Rediscovered: Nosing Around in Newsprint

Noted book and pulp collector Kevin Cook sends along some more food for thought, following up the musings he closed out the last year on.

Here’s Kevin:

The newspaper reprint phenomenon has more elements than we have touched on.

For instance, newspapers seem to have had a habit of picking reprints from certain pulps.

Edgar Rice Burroughs and Dashiell Hammett we already know about, but I can attest that other authors from the Munsey group were also reprinted in newspapers; among them H. Bedford-Jones (John Solomon), Ray Cummings and Homer Eon Flint.

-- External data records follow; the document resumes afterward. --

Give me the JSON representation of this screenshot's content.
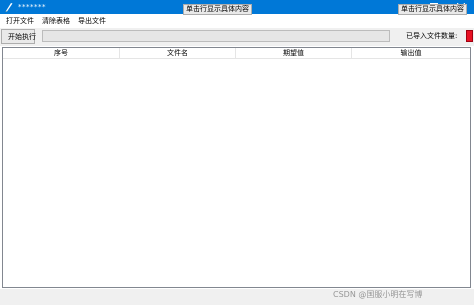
{
  "window": {
    "title": "*******",
    "colors": {
      "titlebar": "#0078d7",
      "close_indicator": "#e81123"
    }
  },
  "menu": {
    "items": [
      {
        "label": "打开文件"
      },
      {
        "label": "清除表格"
      },
      {
        "label": "导出文件"
      }
    ]
  },
  "toolbar": {
    "start_label": "开始执行",
    "progress": 0,
    "count_label": "已导入文件数量:"
  },
  "table": {
    "columns": [
      "序号",
      "文件名",
      "期望值",
      "输出值"
    ],
    "rows": []
  },
  "footer": {
    "detail_button_label": "单击行显示具体内容",
    "detail_button_label_2": "单击行显示具体内容",
    "watermark": "CSDN @国服小明在写博"
  },
  "icons": [
    "app-icon",
    "minimize-icon",
    "maximize-icon",
    "close-icon"
  ]
}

I own a reprint of Flint’s “The Missing Mondays,” a Munsey serial, reprinted complete in the Sunday March 3, 1940 issue of the Akron Beacon Journal in their “The Sunday Novel” feature, 17 years after it’s serialization in Argosy All-Story Weekly — and well after Flint’s death.

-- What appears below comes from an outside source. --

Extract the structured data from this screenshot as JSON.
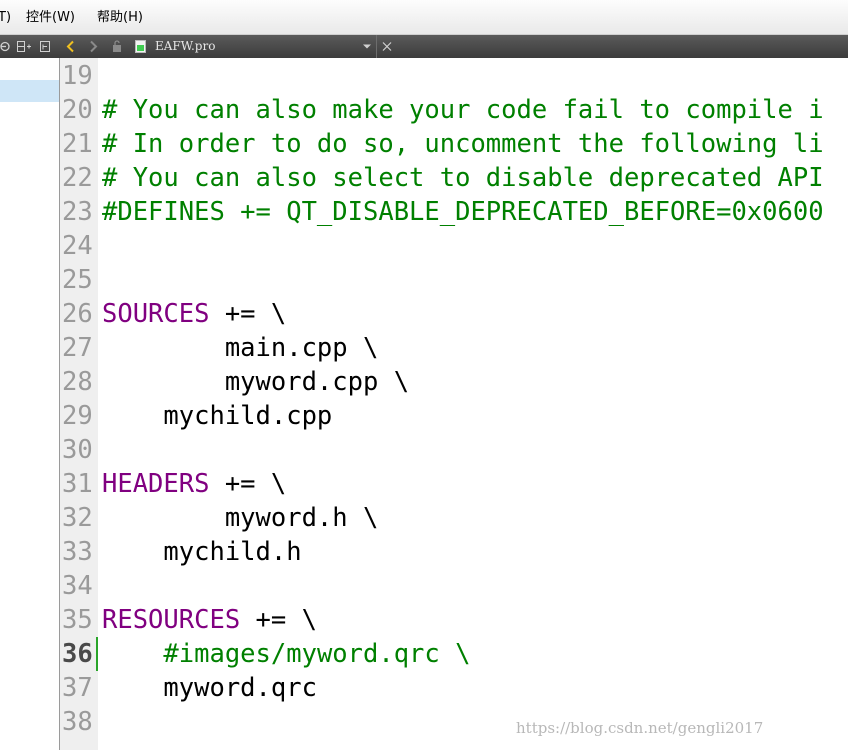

Who would have been marketing Flint’s old stories at that point in time, if anyone?

Perhaps Munsey. But my thought has been that some parent newspaper company to the Akron paper bought the rights years back and was just recirculating the story.

Think of the number of Hammett reprints there could be if parent companies bought story rights and then reprinted them in all their different papers over a period of years? Hearst, for instance?

I mean, who would have thought to check the Akron Beacon Journal for pulp magazine reprints?

Does the newspaper even exist today? Are their files on microfilm somewhere?

Edgar Rice Burroughs’ “The Man Eater” was only located decades later by going through records of every issue of the New York Evening World that was reprinting tons of his stuff.

That’s why I think that it would be impossible to locate every Hammett reprint, when you know that pulp reprints were appearing in totally obscure newspapers.